Genome instability is a universal challenge to cellular and organismal homeostasis. Unlike proteins or metabolites, the genome must be preserved throughout life, yet it is continuously exposed to DNA damage and repair errors. These processes are not only a source of mutations but also a major driver of stochasticity and loss of regulatory fidelity across biological systems. We have shown that the gradual accumulation of this stochastic variation is sufficient to build aging clocks and may explain fundamental aspects of the aging process. DNA damage and genome instability represent one of the primary forces that fuel this stochasticity in aging.
Our lab aims to understand how genome instability interfaces with stochastic changes across multiple omics layers in humans and model organisms of varying lifespans. We integrate genomic, transcriptomic, proteomic, and epigenomic data to dissect how instability propagates into regulatory noise and loss of cellular fidelity. By quantifying entropy measures across these layers, we explore how stochastic damage over time contributes to deregulation, disease, and decline.

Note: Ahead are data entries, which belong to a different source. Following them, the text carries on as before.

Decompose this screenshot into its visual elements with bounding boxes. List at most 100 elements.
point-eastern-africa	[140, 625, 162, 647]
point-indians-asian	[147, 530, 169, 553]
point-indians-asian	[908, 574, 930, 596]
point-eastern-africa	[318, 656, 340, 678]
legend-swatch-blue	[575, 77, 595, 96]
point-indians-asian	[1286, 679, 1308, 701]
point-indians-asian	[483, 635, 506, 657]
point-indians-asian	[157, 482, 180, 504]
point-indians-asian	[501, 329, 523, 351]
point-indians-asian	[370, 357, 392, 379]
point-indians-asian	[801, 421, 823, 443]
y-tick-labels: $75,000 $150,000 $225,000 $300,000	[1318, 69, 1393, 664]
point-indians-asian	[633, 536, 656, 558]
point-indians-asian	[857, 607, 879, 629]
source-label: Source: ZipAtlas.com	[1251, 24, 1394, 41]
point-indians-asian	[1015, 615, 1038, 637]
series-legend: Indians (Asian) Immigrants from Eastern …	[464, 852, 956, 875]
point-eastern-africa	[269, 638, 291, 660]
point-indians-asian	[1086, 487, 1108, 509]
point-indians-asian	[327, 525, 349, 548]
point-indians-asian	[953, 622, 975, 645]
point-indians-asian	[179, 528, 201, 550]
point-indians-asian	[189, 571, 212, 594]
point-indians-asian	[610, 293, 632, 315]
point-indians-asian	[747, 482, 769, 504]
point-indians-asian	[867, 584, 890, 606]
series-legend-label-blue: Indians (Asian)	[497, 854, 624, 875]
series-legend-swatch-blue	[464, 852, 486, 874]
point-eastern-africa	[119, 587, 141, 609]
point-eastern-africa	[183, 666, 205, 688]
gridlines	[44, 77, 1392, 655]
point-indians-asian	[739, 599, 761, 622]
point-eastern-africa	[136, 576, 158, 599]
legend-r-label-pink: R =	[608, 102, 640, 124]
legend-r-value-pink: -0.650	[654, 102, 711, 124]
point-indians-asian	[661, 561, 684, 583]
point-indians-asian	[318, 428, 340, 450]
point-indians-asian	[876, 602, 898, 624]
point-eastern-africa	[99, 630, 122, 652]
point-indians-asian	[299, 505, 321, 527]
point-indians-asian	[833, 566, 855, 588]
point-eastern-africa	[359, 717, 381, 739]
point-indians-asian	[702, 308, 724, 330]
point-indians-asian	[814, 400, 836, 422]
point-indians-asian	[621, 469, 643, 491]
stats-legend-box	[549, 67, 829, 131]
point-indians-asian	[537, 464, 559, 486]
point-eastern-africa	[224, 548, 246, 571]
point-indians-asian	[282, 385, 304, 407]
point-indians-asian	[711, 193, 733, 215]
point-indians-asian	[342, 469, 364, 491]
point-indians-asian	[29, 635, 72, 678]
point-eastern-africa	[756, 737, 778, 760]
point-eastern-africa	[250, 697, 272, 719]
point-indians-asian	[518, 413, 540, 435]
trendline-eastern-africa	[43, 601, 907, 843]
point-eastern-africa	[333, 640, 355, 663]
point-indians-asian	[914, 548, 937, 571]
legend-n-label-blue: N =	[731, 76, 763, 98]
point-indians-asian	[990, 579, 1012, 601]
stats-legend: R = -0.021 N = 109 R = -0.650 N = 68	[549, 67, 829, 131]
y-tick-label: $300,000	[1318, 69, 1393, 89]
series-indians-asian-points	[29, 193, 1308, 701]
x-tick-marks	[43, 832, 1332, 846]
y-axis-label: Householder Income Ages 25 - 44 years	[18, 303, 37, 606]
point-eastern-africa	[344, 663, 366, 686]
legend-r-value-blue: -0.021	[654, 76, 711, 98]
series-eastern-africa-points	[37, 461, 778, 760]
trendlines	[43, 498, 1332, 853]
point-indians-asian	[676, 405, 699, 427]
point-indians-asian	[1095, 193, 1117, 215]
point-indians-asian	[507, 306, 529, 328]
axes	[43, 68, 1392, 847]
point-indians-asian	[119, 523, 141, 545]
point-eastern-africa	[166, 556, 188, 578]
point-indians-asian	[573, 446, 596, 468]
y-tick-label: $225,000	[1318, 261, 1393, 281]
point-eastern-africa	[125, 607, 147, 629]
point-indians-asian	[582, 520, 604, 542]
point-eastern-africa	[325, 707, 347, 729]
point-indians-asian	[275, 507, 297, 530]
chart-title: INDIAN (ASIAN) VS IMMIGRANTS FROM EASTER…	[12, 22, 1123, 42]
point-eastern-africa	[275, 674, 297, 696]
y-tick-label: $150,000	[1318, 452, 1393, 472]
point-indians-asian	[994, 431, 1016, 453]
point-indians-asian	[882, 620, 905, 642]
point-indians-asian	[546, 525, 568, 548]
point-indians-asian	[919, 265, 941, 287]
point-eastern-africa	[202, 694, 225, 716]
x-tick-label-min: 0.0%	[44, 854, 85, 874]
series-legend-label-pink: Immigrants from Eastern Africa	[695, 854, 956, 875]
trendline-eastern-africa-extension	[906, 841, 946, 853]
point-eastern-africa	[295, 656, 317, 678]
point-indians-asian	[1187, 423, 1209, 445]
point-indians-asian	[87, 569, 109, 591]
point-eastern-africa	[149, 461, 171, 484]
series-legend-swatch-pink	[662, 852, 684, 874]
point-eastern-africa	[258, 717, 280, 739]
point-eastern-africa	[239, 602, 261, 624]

A central part of our work is the development of predictive models such as aging clocks, which we use both for biological discovery and for translational applications. For example, we demonstrated with aging clocks that a naturally evolved rejuvenation phenomenon occurs during diapause exit in C. elegans, revealing that biological age can be reset under specific conditions.
In addition, we employ in silico drug screens to identify compounds with the potential to counteract age-related diseases. While the approach is broadly applicable, we have previously demonstrated its effectiveness by predicting compounds that mitigate neurodegeneration in C. elegans, which were subsequently validated in vivo.
Finally, in collaboration with clinicians, we apply entropy-based metrics and machine learning to human patient data. By comparing samples from individuals with and without disease, as well as responders and non-responders to treatment, we aim to identify predictive signatures of treatment response, frailty, and disease.
Together, our work links genome instability, biological entropy, and predictive models as powerful tools for both understanding and intervening in the aging process.